Bizler çağdaşlaşmayı, batılılar gibi giyinme, yeme içme ve onların sahip oldukları -ithal edip- satın alınabilir şeyleri satın alıp kullanmaktan ibaret sandık. Batılılar kadar maddi zenginliğe sahip olmak ve tüketim alışkanlıkları edinmek, bizi ancak kapitalist sistemin fanatik tüketici müritlerine çevirir.
Sosyoloji Profesörü F.Besim Dellaloğlu: “Demokrasiyi, kültürü vb. çağın maddi ürünleri gibi ithal edemeyiz. Zihniyet, kültürel değişim yaşayarak öğrenilir ve kuşaklar boyu değişerek, dönüşerek gerçekleşir,”der.

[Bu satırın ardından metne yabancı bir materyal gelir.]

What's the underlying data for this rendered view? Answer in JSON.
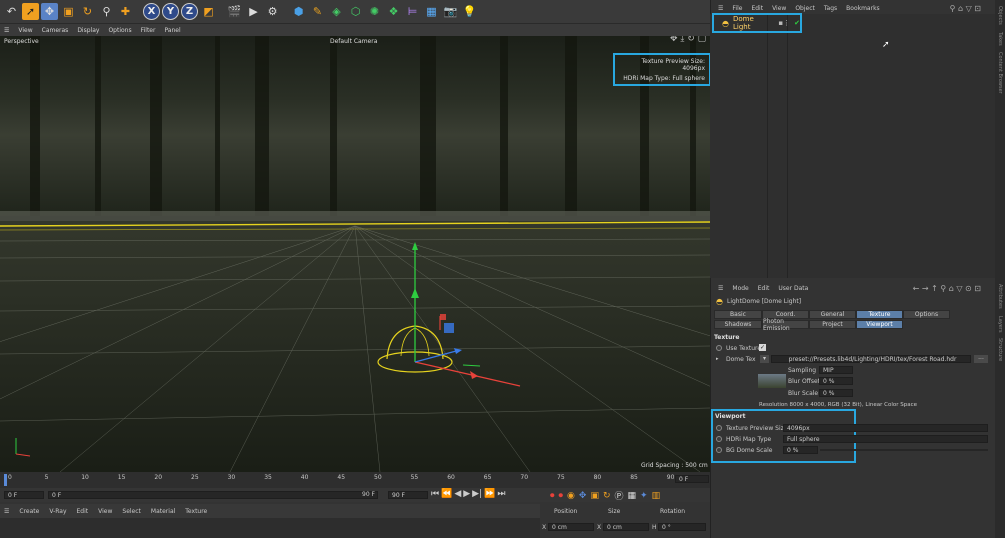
{
  "toolbar": {
    "axes": [
      "X",
      "Y",
      "Z"
    ]
  },
  "viewport_menu": {
    "items": [
      "View",
      "Cameras",
      "Display",
      "Options",
      "Filter",
      "Panel"
    ]
  },
  "viewport": {
    "view_name": "Perspective",
    "camera_name": "Default Camera",
    "info_line1": "Texture Preview Size: 4096px",
    "info_line2": "HDRi Map Type: Full sphere",
    "grid_spacing": "Grid Spacing : 500 cm"
  },
  "timeline": {
    "ticks": [
      "0",
      "5",
      "10",
      "15",
      "20",
      "25",
      "30",
      "35",
      "40",
      "45",
      "50",
      "55",
      "60",
      "65",
      "70",
      "75",
      "80",
      "85",
      "90"
    ],
    "current_frame_left": "0 F",
    "start_frame": "0 F",
    "end_frame": "90 F",
    "end_frame2": "90 F",
    "current_frame_right": "0 F"
  },
  "material_menu": {
    "items": [
      "Create",
      "V-Ray",
      "Edit",
      "View",
      "Select",
      "Material",
      "Texture"
    ]
  },
  "coordinates": {
    "headers": [
      "Position",
      "Size",
      "Rotation"
    ],
    "row_x": {
      "pos_label": "X",
      "pos": "0 cm",
      "size_label": "X",
      "size": "0 cm",
      "rot_label": "H",
      "rot": "0 °"
    }
  },
  "object_manager": {
    "menu": [
      "File",
      "Edit",
      "View",
      "Object",
      "Tags",
      "Bookmarks"
    ],
    "object_name": "Dome Light"
  },
  "attribute_manager": {
    "menu": [
      "Mode",
      "Edit",
      "User Data"
    ],
    "title": "LightDome [Dome Light]",
    "tabs_row1": [
      "Basic",
      "Coord.",
      "General",
      "Texture",
      "Options"
    ],
    "tabs_row2": [
      "Shadows",
      "Photon Emission",
      "Project",
      "Viewport"
    ],
    "active_tabs": [
      "Texture",
      "Viewport"
    ],
    "texture_section": "Texture",
    "use_texture_label": "Use Texture",
    "dome_tex_label": "Dome Tex",
    "dome_tex_path": "preset://Presets.lib4d/Lighting/HDRI/tex/Forest Road.hdr",
    "sampling_label": "Sampling",
    "sampling_value": "MIP",
    "blur_offset_label": "Blur Offset",
    "blur_offset_value": "0 %",
    "blur_scale_label": "Blur Scale",
    "blur_scale_value": "0 %",
    "resolution_text": "Resolution 8000 x 4000, RGB (32 Bit), Linear Color Space",
    "viewport_section": "Viewport",
    "preview_size_label": "Texture Preview Size",
    "preview_size_value": "4096px",
    "hdri_map_label": "HDRi Map Type",
    "hdri_map_value": "Full sphere",
    "bg_dome_label": "BG Dome Scale",
    "bg_dome_value": "0 %"
  },
  "side_tabs": [
    "Objects",
    "Takes",
    "Content Browser",
    "Attributes",
    "Layers",
    "Structure"
  ],
  "colors": {
    "highlight": "#29a8e0",
    "active_tab": "#5c7fa8",
    "axis_y": "#2ecc40",
    "axis_x": "#e8423a",
    "axis_z": "#3a7be8",
    "dome": "#e6d31e"
  }
}
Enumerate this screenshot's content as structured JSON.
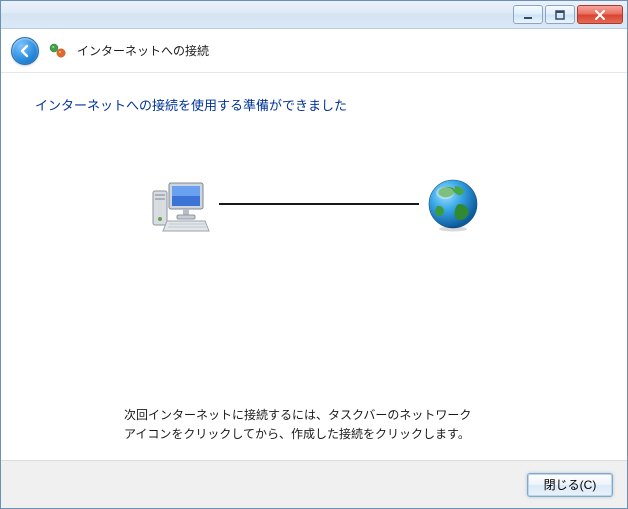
{
  "window": {
    "minimize_label": "Minimize",
    "maximize_label": "Maximize",
    "close_label": "Close"
  },
  "header": {
    "back_label": "Back",
    "title": "インターネットへの接続"
  },
  "main": {
    "heading": "インターネットへの接続を使用する準備ができました",
    "instruction_line1": "次回インターネットに接続するには、タスクバーのネットワーク",
    "instruction_line2": "アイコンをクリックしてから、作成した接続をクリックします。"
  },
  "footer": {
    "close_button": "閉じる(C)"
  },
  "icons": {
    "computer": "computer-icon",
    "globe": "globe-icon",
    "wizard": "network-wizard-icon",
    "back_arrow": "back-arrow-icon"
  }
}
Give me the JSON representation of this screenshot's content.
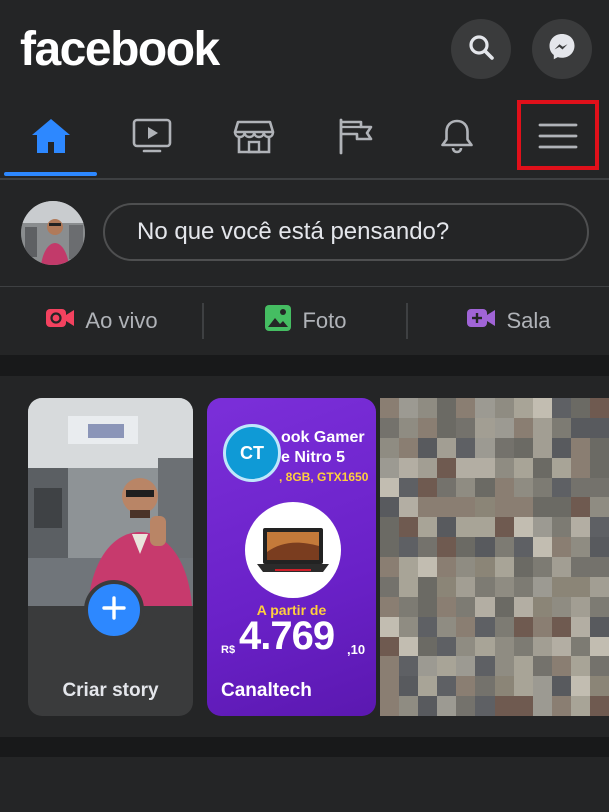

Atatürk’ün, Cumhuriyetin en başarılı olduğu devrimlerden biridir: “Kılık Kıyafet Devrimi.” Bırakın cübbeyi, sarığı, fesi, şalvarı, çarığı… Kasketi, lengeri fötr şapkayı bile çıkardı bu halk. Kılık Kıyafet olarak tam bir batılı, çağdaş bir görüntü sergilemekte. Hala bireyselleşemedi; kafa cemaatçi ve biatçı. Ulus devlet anlayışından çok ümmetçi. Sosyal ilişkilerinde feodal. Bireyin diğer bireyle ve toplumla, devletle ilişkilerinde anayasa, kanun, yönetmelik, tüzük… vb. tanımazlığı hala kronik bir vaka olarak göz önünde… Anadolu’nun en ücra köşesinde de metropol de de, kanun benim diyenler azımsanmayacak kadar çok.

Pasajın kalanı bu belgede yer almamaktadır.